Great to hear you doing so well.

Good luck

Ann

Time175 years ago

So good to hear from someone who also had aggressive disease and has got through one of these transplants. I have heard so much bad news about how people have struggled during and after having a donor bone marrow transplant.

I am waiting on an allogeneic transplant. At this stage I have too much CLL in my body (bones, lymph nodes and some organs). The CLL is being slowly reduced by a Venetoclax and Obituzumab combination but my genetics show that I have aggressive disease mutations. My specialist believes it will quickly become resistant to these drugs as I am responding so slowly to this treatment. Sadly my CLL is now chemo/rituximab resistant-- 12 months ago it responded to both. I have already had an Auto stem cell transplant but that failed so now I am awaiting an unrelated bone marrow donor match.

I, like you, would have preferred to have gone down the CAR-T treatment road but have been told the therapy is not there yet and that I do not have time on my side.

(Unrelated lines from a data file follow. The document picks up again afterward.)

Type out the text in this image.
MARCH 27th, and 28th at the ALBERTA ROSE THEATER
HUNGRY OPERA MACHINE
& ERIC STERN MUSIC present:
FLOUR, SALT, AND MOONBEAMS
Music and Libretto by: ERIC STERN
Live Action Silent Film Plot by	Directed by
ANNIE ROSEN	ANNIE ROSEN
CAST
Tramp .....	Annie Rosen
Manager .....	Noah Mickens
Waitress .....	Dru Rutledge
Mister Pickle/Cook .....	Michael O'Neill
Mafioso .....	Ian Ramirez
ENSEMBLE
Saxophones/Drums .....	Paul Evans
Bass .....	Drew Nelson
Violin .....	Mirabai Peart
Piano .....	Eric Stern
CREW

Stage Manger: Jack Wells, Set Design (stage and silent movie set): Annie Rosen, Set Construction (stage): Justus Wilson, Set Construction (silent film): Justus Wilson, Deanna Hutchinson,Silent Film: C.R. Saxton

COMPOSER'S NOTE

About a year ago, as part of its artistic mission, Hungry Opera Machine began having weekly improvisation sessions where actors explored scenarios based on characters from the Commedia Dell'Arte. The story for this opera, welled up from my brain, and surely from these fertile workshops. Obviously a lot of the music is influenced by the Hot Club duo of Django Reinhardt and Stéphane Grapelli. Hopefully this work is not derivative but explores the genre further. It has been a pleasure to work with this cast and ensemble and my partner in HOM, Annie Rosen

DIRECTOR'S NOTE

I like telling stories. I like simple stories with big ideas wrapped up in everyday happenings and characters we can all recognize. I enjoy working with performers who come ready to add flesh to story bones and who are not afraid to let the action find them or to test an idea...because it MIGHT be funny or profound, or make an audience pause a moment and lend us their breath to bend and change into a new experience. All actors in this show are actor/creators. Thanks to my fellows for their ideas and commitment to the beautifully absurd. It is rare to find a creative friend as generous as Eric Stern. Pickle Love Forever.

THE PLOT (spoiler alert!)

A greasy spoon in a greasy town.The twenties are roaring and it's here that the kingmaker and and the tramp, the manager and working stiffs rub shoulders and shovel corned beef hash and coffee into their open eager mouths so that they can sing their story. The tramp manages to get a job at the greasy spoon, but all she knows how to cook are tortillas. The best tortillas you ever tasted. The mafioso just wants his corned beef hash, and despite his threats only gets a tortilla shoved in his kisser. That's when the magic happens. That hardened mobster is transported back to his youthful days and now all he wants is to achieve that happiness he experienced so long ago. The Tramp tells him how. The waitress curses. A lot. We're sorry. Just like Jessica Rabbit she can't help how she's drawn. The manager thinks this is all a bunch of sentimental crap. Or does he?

Therefore transplant is considered my only option.

It was good to read about your progress and I'm glad to hear you are traveling reasonably well post-transplant. I wish you well for a continued recovery.

KAS8 in reply to Time175 years ago

Thank you for your wishes. I was on Ibruitinin for 8 months which began to fail and then venetoclax for 4 months to get the CLL low enough for transplant.

I wish you the very best and always happy to chat.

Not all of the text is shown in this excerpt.